Beyond those rewards, though, I also hope that monotasking will help me feel less pulled-apart and frazzled and frayed and disgruntled and dissatisfied – adjectives that certainly applied to 2009. Now I’m doing what I’m doing now. Next I’ll do something else.

Chrismoustache

Every now and again, partly because I’m deeply envious of the hirsute among us and partly because I figure that an almost-40-year-old guy should be able to have some goddamn facial hair, I try to grow a beard.

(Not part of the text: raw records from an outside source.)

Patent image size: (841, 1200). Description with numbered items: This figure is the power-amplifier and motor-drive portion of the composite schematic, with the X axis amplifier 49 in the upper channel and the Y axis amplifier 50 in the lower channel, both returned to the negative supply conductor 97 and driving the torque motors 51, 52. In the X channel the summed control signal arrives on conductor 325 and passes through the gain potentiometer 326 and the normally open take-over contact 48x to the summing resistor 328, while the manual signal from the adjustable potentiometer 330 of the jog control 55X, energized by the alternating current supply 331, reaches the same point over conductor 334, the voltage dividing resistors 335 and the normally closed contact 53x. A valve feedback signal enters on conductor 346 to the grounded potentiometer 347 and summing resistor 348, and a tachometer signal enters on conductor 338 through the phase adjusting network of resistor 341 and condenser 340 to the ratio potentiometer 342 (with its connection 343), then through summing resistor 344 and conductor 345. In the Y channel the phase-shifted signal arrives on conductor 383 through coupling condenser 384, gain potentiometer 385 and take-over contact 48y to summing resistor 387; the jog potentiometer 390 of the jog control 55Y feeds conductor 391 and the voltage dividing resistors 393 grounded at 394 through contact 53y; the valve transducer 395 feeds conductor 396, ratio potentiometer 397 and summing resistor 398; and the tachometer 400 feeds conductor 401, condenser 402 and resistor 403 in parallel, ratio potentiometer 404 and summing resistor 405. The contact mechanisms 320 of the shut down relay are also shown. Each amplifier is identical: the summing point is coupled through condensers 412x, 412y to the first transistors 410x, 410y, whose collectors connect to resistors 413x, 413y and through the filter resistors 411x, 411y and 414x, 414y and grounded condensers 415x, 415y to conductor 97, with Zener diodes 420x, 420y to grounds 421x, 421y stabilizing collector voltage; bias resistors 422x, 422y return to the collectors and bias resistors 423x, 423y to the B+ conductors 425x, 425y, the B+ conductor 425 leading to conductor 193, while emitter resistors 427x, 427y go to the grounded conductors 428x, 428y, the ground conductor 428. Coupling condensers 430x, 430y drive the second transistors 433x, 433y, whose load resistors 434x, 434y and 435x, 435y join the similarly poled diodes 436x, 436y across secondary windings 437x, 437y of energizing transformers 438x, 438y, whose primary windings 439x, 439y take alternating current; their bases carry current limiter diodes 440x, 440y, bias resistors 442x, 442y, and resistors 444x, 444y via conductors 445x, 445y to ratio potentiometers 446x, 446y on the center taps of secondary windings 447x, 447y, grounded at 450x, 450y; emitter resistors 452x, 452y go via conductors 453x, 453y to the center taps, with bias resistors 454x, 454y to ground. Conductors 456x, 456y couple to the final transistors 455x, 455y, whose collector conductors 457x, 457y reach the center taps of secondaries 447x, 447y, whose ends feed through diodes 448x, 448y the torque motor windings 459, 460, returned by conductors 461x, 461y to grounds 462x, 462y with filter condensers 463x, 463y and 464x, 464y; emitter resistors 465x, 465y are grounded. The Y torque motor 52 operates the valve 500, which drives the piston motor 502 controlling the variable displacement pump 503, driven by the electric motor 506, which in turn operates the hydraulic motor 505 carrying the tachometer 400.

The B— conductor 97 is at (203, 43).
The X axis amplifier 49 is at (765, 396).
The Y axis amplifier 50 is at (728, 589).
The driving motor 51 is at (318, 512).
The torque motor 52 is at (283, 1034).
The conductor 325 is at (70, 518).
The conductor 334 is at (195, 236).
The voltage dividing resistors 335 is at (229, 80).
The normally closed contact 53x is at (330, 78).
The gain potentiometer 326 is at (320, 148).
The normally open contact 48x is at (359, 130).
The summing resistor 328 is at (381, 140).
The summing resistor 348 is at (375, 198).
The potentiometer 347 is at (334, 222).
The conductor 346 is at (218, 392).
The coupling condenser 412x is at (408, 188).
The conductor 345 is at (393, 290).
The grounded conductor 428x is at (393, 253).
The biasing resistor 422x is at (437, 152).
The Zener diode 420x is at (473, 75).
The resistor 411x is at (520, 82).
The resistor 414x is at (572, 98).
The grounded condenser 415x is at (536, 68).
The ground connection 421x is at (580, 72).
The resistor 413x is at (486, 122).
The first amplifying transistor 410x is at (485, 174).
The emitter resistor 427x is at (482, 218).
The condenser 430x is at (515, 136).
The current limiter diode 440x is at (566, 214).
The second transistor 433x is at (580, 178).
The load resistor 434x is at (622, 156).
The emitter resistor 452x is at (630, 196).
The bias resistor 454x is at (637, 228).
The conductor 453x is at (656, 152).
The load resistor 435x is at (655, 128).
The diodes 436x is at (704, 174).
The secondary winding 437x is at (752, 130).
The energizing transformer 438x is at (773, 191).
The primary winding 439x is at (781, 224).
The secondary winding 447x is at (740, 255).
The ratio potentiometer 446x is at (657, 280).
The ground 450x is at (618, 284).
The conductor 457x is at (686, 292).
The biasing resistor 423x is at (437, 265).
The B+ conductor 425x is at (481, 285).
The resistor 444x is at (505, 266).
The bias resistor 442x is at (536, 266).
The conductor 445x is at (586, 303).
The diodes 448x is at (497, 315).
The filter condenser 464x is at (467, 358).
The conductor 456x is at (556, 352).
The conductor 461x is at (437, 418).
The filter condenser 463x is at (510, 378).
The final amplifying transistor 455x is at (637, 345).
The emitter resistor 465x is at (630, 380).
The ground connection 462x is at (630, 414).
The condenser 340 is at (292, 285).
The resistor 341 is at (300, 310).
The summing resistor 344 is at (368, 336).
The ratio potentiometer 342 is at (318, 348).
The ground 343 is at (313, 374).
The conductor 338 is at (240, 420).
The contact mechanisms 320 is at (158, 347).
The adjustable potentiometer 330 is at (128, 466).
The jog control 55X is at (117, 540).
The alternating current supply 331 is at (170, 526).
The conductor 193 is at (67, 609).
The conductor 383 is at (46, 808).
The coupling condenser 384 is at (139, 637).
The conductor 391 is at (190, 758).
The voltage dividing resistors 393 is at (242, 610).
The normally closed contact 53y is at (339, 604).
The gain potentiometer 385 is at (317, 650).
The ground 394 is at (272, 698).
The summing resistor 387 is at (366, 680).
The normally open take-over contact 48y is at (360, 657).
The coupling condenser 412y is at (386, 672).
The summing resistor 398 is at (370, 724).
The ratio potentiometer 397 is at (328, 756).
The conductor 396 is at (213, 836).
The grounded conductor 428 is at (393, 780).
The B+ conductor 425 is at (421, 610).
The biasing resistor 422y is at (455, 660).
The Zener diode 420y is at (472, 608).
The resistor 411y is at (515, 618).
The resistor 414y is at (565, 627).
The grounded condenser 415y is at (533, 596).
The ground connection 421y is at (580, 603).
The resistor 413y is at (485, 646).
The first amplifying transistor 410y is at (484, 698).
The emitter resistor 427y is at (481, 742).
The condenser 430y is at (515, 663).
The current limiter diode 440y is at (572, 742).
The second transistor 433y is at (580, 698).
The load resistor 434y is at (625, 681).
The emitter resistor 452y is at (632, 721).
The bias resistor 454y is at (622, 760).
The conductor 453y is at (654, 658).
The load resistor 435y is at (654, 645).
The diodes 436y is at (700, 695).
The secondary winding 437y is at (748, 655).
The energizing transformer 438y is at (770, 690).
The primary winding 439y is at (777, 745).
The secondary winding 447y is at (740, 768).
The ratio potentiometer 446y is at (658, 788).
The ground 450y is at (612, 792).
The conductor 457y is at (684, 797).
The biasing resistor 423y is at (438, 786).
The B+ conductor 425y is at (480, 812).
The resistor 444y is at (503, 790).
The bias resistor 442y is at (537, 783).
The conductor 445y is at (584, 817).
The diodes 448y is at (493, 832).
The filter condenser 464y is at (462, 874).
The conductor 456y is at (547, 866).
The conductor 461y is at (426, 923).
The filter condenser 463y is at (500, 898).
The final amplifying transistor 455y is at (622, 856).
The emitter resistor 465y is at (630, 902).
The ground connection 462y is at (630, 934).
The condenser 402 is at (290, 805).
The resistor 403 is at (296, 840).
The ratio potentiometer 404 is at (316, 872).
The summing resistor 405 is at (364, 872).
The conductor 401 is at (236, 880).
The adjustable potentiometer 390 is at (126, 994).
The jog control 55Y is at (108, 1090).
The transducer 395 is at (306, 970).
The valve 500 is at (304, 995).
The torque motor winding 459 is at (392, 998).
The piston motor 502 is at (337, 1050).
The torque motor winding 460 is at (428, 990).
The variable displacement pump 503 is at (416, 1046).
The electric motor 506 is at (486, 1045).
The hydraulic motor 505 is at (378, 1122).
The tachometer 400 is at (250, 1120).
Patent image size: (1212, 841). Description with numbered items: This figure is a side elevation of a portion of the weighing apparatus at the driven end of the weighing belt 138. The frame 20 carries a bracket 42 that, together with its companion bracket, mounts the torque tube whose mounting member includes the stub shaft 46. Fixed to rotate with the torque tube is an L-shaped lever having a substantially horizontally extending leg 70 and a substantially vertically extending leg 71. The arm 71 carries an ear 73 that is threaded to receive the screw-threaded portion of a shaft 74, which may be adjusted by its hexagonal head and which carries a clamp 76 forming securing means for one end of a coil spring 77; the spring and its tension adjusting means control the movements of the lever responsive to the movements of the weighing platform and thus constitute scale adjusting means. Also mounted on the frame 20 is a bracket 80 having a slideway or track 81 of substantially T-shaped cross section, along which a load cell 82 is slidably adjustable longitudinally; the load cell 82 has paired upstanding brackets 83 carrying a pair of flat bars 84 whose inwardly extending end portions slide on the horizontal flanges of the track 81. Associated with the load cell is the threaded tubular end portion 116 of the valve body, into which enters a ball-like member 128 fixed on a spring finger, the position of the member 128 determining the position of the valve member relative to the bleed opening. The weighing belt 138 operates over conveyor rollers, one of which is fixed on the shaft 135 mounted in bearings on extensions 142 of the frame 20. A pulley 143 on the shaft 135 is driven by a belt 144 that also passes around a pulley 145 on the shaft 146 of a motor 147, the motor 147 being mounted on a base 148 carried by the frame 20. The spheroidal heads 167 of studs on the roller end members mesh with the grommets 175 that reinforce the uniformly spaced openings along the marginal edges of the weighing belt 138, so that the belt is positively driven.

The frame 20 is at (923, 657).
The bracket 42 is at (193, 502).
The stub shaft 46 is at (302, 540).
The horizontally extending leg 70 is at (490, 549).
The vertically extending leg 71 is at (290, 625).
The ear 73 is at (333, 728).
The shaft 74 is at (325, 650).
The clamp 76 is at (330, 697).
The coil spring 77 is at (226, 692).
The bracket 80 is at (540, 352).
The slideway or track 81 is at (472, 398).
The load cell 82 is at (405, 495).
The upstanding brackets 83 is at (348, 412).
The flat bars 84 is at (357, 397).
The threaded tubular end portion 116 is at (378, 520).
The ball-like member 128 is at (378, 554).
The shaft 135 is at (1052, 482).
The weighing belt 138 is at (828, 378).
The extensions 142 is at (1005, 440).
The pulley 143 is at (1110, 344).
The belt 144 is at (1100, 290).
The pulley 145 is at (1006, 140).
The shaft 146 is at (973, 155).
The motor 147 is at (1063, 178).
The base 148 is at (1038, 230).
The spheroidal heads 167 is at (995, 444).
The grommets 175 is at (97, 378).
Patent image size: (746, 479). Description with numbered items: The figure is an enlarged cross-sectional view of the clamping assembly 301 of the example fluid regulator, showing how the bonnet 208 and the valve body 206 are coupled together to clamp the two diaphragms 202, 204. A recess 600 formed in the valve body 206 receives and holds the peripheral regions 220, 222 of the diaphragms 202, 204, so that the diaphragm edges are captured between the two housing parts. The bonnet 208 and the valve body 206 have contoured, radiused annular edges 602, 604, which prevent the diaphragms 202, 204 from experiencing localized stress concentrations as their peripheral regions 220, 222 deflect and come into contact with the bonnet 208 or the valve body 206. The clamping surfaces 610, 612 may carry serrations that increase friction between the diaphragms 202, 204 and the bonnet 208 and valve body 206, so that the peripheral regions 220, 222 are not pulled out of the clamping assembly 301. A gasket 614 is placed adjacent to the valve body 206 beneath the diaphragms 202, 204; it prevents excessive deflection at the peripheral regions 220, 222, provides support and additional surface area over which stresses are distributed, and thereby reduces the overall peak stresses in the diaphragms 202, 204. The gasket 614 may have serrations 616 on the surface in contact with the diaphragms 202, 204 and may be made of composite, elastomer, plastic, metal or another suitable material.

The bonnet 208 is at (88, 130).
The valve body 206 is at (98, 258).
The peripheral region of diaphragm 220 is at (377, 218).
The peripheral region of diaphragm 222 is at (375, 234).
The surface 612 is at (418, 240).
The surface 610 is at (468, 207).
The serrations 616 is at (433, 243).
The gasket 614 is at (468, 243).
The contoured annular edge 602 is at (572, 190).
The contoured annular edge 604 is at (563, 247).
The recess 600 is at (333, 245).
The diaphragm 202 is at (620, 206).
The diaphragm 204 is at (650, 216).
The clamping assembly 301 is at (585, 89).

Christmas Break 2009, being constituted by 13 days without any time in the office, was one of these times. I can’t say the Chrismoustache was a success, though I did leave my usual territory (five days of growth that look like most men’s five o’clock shadow) and venture into a new area that we might call Brokenrazoria or Drifterland. Anyhow, it’s all coming off tomorrow morning. I guess that I’ll never be able the end a ski race wearing an ice beard like the great Thomas Wassberg

Chrismoustache 2009
Chrismoustache 2009

Skiing Real and Virtual

Real: I had a nice 50-minute ski around the Upper Arb trails today in very nice conditions. We could use a few inches of snow to freshen things up, but the tracks are in pretty good shape and there were lots of people out enjoying them.

Virtual: Over at my other blog, the Nordic Commentary Project, I’ve written two posts on this weekend’s racing at Rogla, Slovenia: previews of the sprints that were held on Saturday and of the distance races to be held on Sunday. The racing’s been good this season, and it’s getting more intense ahead of the weeklong Tour de Ski stage race over the New Year’s holiday.